Nació su tercer hijo, pero falleció al cabo de tan sólo dos meses. El padre, que era ebanista, hizo un hermoso ataúd para el cuerpo de su precioso hijo. El día del funeral fue sombrío, lo cual contribuía a la tristeza que sus seres queridos sentían por la pérdida sufrida. Mientras la familia caminaba hasta la capilla, con el padre portando el pequeño ataúd, se había congregado un pequeño número de amigos. Sin embargo, la puerta del centro de reuniones estaba cerrada con llave. El ocupado obispo se había olvidado del funeral y los intentos de ponerse en contacto con él resultaron inútiles. Sin saber qué hacer, el padre se colocó el ataúd bajo el brazo y, junto con su familia, regresó a casa caminando bajo una lluvia torrencial.

Si los miembros de esa familia hubieran tenido menos carácter, habrían culpado al obispo y habrían albergado cierto resentimiento. Cuando el obispo descubrió la tragedia, visitó a la familia y se disculpó; y con el dolor todavía evidente en su semblante, pero con lágrimas en los ojos, el padre aceptó la disculpa y los dos se abrazaron con espíritu de comprensión. No quedó ninguna cuña escondida que causara más sentimientos de enojo. Prevalecieron el amor y la tolerancia.

El Espíritu debe quedar libre de las fuertes cadenas y de los viejos rencores a fin de que el entusiasmo por la vida conceda optimismo al alma. En muchas familias hay sentimientos heridos y renuencia a perdonar. Independientemente de cuál haya sido el problema, no puede ni debe permitirse que siga causando daño. El seguir culpando a los demás mantiene abierta la herida; sólo el perdonar la cicatriza.

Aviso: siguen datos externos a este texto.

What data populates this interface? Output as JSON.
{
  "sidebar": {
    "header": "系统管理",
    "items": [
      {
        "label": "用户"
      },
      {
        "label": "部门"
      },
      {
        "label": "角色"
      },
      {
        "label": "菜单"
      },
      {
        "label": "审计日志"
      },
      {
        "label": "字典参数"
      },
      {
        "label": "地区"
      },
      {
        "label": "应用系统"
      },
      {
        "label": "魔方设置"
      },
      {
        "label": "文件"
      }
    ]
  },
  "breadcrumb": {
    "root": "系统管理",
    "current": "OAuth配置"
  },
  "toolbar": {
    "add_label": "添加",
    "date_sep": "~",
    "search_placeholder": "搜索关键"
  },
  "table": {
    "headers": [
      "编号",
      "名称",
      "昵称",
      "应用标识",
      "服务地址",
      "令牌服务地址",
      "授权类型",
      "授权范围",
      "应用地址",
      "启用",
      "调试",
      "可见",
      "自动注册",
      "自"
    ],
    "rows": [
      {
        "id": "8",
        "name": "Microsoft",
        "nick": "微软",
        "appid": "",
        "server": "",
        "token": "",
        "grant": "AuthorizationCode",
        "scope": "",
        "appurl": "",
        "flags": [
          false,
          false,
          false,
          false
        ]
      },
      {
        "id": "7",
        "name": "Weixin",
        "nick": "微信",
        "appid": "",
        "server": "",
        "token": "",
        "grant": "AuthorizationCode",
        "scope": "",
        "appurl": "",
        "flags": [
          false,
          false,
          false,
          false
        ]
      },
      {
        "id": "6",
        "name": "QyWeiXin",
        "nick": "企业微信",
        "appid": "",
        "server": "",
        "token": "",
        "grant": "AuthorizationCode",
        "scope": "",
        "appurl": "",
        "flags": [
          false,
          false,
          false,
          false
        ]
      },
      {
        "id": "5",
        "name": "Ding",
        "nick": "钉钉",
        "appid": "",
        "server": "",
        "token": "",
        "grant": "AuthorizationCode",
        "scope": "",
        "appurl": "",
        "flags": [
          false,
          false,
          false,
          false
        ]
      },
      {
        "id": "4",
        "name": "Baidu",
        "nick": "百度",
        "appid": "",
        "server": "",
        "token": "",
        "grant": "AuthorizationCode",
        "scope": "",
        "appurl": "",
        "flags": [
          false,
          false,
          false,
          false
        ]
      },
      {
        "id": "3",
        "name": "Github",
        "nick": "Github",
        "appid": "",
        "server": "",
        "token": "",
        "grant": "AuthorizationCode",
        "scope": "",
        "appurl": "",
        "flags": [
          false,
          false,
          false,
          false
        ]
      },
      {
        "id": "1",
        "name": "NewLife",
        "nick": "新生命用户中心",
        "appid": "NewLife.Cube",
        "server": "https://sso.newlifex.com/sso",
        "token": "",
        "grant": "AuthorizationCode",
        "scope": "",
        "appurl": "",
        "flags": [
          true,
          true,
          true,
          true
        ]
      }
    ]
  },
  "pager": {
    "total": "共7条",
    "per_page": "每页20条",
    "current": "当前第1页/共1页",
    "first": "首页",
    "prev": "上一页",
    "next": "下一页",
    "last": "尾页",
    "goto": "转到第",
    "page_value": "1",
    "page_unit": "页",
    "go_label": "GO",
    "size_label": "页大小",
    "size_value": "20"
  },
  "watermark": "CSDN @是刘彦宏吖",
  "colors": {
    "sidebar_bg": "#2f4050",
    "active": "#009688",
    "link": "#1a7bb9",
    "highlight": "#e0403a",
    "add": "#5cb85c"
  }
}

George Herbert, poeta de principios del siglo XVII, escribió: “Quien no perdona a los demás destruye el puente por el cual debe pasar si desea alcanzar el cielo, ya que todos tenemos necesidad de ser perdonados”.

Qué hermosas son las palabras que el Salvador pronunció cuando estaba a punto de morir en la infame cruz: “…Padre, perdónalos, porque no saben lo que hacen”.

El perdón

Hay personas que tienen dificultad para perdonarse a sí mismas y se concentran en lo que consideran sus defectos. Me gusta el relato de un líder religioso que, junto al lecho de muerte de una mujer, trataba en vano de consolarla. “Estoy perdida”, decía ella. “He arruinado mi vida y la vida de los que me rodeaban. No tengo esperanza”.

El hombre advirtió que sobre el tocador estaba la foto de una joven hermosa. “¿Quién es?”, le preguntó.

El rostro de la mujer se iluminó: “Es mi hija; lo único hermoso de mi vida”.

“¿La ayudaría usted si ella tuviera dificultades o hubiera cometido un error? ¿La perdonaría? ¿La seguiría amando?